By Louise Love
Dr. Jack Kevorkian died, unassisted, of thrombosis related
to kidney disease on June 3 this year at the age of 83. Throughout his life, Kevorkian espoused causes that were alien to received medical ethics, but it was his advocacy for and practice of assisted suicide that brought him notoriety and earned him the nickname, “Dr. Death.” Kevorkian persisted in assisting terminally ill patients to end their lives even when the State of Michigan passed laws specifically aimed at stopping him. As a consequence, he lost his license to practice medicine and, ultimately, spent eight years in jail for assisting Tom Youk, a patient with Lou Gherig’s disease, to commit suicide. Youk’s suicide and an interview with Kevorkian aired on CBS’s 60 Minutes in 1998, led to criminal prosecution and conviction of second degree murder .
In his youth, Kevorkian rejected the Armenian Orthodoxy in which he was raised and frequently challenged the authority of clergy and teachers. After serving in the medical corps in Korea, he pursued research into the transfusion of blood from dead bodies into wounded soldiers. He also advocated the use of prisoners on death row for voluntary medical experimentation.
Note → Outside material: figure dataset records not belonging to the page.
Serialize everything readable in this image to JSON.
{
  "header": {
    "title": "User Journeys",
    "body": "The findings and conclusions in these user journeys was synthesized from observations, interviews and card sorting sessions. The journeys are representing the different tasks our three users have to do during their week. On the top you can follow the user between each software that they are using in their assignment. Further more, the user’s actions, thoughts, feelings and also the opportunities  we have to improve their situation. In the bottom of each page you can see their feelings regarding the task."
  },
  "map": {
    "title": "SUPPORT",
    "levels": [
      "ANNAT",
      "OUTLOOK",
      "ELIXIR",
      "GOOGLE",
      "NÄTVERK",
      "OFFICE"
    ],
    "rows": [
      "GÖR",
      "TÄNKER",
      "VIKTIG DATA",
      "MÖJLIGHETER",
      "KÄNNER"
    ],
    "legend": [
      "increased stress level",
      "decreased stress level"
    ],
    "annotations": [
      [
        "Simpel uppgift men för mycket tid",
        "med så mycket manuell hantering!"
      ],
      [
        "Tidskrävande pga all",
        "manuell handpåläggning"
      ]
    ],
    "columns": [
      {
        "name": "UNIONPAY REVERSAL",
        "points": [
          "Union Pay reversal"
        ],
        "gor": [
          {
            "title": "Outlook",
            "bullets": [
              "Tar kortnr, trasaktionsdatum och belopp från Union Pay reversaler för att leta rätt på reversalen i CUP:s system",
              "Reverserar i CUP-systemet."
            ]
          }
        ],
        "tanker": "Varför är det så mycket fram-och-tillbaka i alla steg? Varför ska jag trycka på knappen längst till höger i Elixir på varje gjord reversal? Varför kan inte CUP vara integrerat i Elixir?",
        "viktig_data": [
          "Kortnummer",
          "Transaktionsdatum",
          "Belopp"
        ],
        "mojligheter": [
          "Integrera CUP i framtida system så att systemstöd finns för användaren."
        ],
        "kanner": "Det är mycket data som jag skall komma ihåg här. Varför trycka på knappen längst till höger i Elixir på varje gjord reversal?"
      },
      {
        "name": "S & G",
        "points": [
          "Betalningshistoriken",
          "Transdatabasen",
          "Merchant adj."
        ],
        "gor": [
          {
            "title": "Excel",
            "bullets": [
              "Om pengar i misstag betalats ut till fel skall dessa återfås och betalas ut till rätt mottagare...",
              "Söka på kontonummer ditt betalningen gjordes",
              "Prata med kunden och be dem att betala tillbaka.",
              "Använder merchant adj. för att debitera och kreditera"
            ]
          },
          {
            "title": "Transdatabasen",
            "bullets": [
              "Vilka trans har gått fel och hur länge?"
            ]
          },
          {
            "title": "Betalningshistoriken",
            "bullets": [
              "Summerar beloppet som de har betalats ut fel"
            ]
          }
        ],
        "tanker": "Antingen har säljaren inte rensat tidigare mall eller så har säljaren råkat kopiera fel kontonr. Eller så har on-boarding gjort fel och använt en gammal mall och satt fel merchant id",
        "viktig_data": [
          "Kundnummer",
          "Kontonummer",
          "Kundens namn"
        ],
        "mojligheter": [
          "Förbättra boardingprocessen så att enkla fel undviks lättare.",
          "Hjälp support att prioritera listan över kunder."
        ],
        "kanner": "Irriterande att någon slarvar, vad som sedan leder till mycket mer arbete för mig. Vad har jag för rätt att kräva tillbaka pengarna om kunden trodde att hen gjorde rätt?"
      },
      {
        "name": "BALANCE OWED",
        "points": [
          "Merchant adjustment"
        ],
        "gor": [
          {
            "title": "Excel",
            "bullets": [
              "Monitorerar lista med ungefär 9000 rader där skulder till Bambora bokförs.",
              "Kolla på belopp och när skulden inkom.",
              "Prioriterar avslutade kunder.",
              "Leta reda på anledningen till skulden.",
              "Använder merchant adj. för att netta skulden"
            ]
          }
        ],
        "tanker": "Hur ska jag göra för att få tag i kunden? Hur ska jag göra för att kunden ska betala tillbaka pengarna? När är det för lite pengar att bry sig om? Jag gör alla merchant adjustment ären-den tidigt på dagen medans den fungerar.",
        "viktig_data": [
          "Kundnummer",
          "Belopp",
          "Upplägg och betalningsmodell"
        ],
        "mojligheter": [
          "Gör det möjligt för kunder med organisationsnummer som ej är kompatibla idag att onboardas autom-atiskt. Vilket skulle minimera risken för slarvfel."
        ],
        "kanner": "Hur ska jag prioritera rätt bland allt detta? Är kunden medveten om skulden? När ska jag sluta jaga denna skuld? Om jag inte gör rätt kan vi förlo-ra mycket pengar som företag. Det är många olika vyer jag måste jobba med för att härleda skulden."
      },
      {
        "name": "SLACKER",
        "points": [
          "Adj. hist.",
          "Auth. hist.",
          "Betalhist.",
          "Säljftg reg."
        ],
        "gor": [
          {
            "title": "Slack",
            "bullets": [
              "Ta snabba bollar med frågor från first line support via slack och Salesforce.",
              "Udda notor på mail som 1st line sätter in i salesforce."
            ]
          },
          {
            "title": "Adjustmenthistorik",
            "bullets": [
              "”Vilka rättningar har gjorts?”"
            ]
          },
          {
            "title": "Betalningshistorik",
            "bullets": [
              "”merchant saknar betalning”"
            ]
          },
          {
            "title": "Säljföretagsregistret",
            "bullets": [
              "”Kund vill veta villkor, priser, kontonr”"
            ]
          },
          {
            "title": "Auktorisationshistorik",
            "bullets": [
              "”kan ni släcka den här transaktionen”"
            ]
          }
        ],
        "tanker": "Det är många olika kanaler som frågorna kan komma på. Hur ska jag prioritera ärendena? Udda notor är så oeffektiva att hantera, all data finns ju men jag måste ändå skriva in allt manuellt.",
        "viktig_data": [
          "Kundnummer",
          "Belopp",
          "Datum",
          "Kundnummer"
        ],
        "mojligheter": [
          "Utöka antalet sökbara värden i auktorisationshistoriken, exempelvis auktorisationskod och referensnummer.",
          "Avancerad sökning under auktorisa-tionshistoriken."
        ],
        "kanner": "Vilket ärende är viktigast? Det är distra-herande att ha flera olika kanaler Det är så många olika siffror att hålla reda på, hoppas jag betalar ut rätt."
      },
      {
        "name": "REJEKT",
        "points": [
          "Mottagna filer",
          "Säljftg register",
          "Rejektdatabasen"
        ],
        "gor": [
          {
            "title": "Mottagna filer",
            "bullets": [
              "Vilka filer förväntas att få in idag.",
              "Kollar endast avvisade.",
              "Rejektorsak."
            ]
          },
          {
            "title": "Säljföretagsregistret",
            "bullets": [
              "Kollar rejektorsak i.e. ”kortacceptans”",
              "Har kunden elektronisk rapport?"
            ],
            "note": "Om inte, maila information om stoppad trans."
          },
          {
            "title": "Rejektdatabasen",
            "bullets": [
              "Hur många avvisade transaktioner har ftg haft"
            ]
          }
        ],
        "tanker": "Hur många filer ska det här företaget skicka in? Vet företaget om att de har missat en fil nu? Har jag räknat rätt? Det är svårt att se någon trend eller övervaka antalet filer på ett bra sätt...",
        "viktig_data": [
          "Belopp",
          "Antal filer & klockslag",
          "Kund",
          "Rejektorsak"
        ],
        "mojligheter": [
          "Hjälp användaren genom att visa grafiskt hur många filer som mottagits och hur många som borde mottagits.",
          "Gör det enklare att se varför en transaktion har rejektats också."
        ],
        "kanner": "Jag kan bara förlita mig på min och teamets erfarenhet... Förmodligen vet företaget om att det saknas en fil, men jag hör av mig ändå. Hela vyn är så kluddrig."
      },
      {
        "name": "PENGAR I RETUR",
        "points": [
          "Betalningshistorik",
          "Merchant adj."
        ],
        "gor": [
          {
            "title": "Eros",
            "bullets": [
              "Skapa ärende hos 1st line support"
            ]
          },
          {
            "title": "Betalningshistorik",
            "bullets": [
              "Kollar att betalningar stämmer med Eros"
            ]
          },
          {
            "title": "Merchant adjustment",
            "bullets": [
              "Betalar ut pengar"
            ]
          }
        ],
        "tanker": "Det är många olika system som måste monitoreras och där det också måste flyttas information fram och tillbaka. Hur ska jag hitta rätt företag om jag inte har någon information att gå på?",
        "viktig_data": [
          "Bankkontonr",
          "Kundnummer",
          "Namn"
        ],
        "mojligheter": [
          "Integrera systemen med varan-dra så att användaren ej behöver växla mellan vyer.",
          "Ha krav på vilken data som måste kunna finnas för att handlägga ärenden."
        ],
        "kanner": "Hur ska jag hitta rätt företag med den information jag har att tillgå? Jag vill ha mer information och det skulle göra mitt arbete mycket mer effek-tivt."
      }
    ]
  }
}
Always fascinated by end-of-life physiology and ethics, he invented the “Thanatron,” a device that enabled a terminally ill patient or a patient in intractable pain to end his/her life quickly and painlessly. When the technology used in the Thanatron was outlawed, Kevorkian invented the “Mercitron” to take its place.
Kevorkian was defiant in his pursuit of what he believed to be each person’s right to choose when to die. Fundamentally, it was a right that he wanted for himself. He said, “I want some colleague to be free to come help me when I say the time has come. That’s what I’m fighting for, me.“
Although Kevorkian has many critics, I believe he was ahead of his time, fighting for individuals’ right to be freed from devastating illnesses and slow, wasting deaths. Final Exit Network wrote of Kevorkian, “While history will likely record him as a stubborn, intemperate and controversial curmudgeon, it cannot ignore his role in bringing the physician-assisted-dying debate to public consciousness.”
In 2010, Kevorkian’s life and mission were dramatized by HBO under the title You Don’t Know Jack. Directed by Barry Levinson and starring Al Pacino, this made-for -t.v. film has been widely praised for portraying the human side of this controversial figure who is regarded by some as a serial killer (he claimed to have assisted in 133 deaths) and by others as a relentless pioneer who defied the establishment to promote death with dignity. This debate rages on with only three states in the United States permitting physician-assisted suicide and only a few countries in the world where it is legal. Needless to say, terminally ill patients travel to these destinations so that they may have some control over the time and circumstances of their deaths.
In his way, Jack Kevorkian was a freedom fighter. That is why he is “my radical.”
Louise Love is the Vice President for Academic Affairs and Interim Provost at Columbia College Chicago.